Michelle Begue, Cancun, Mexico, said, "Thousands of participants from Government agencies, non governmental organizations, business and research institutions from more than 190 countries are giving their input on how to stop climate change."

The Kyoto Protocol, the only legally binding international law on capping green house gas emissions, is set to expire in 2012.Several key players from the convention have come out saying they do not expect a binding deal to replace it this year. However, the belief is Cancun can provide an opportunity for international negotiators to progress on smaller key issues.

Agastya Muthama, NGO, said, "After the massive collapse of COP 15 Copenhagen, COP 16 should be more of a stepping stone to COP 17 in south africa and for that to happen they have to lay down a couple of basic steps at the LCA and KP tracks, that is the long term cooperation and the Kyoto Protocol tracks, on things that they can actually achieve this time that I think are very important."

One of those key issues, that was advanced at last years Climate Change Conference, was the REDD initiative.The program provides incentives to developing countries who take actions to reduce deforestation.Japan, a co-chair of the initiative, explains the challenges arise when putting together a helpful action plan for such varied regions.

Hiroki Miyazono, Japan Int'l Cooperation Agency, said, "Asia is normally more densely populated region compared to other regions in Latin America and Africa there are a lot of people living near the forest or in the forest and the forest is a very important source of income for the people."

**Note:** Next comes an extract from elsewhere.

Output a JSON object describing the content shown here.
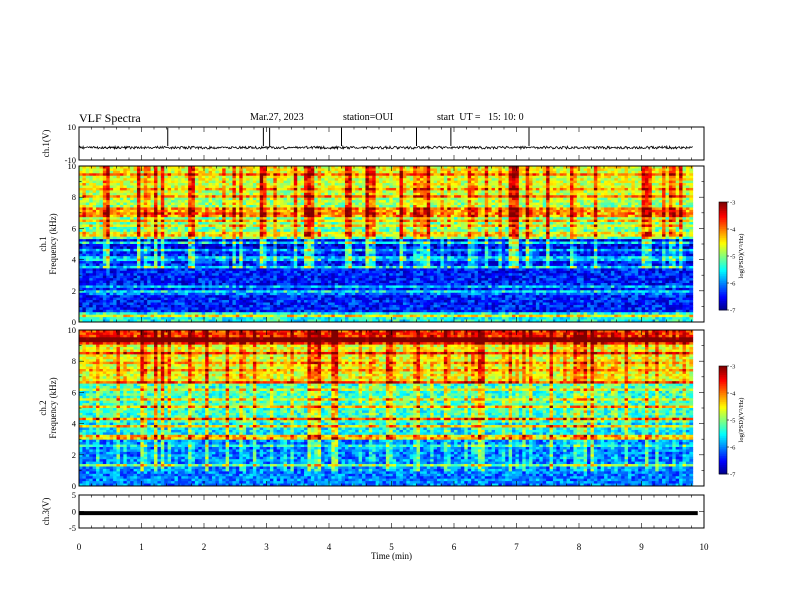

The Conflicts become more evident as nations with completely different development and energy needs are forced agree on one solid global treaty that works for everyone.Some feel achievements can come more easily when similar countries unite with a plan to battle their needs on a global stage.

Agastya Muthama, NGO, said, The thing is, every country is so different especially when you are looking at an area as big as Asia. Every country has its own goals, its own growth patterns. Right now we just walked out of the Japanese side event and they have been working on a bilateral transfer of REDD money. They have been doing things like giving projects to small reforestation in Indonesia or Brazil.But we need that on an international level and a framework for that."

The solution proposed by Japanese negotiators with REDD is to combine initiatives at the international, national and grass roots levels.

Hiroki Miyazono, Japan Int'l Cooperation Agency, said, "We have to go both ways with a global cooperation and a regional cooperation. Because there is no one fit for all of these."

The delegates are all united in their belief that something needs to be done to help the environment.The question is: to what scale and through what programs? The expectation is that Cancun provides the answers to these smaller issues, thus setting an important stepping-stone in achieving a broader international agreement on climate change next year.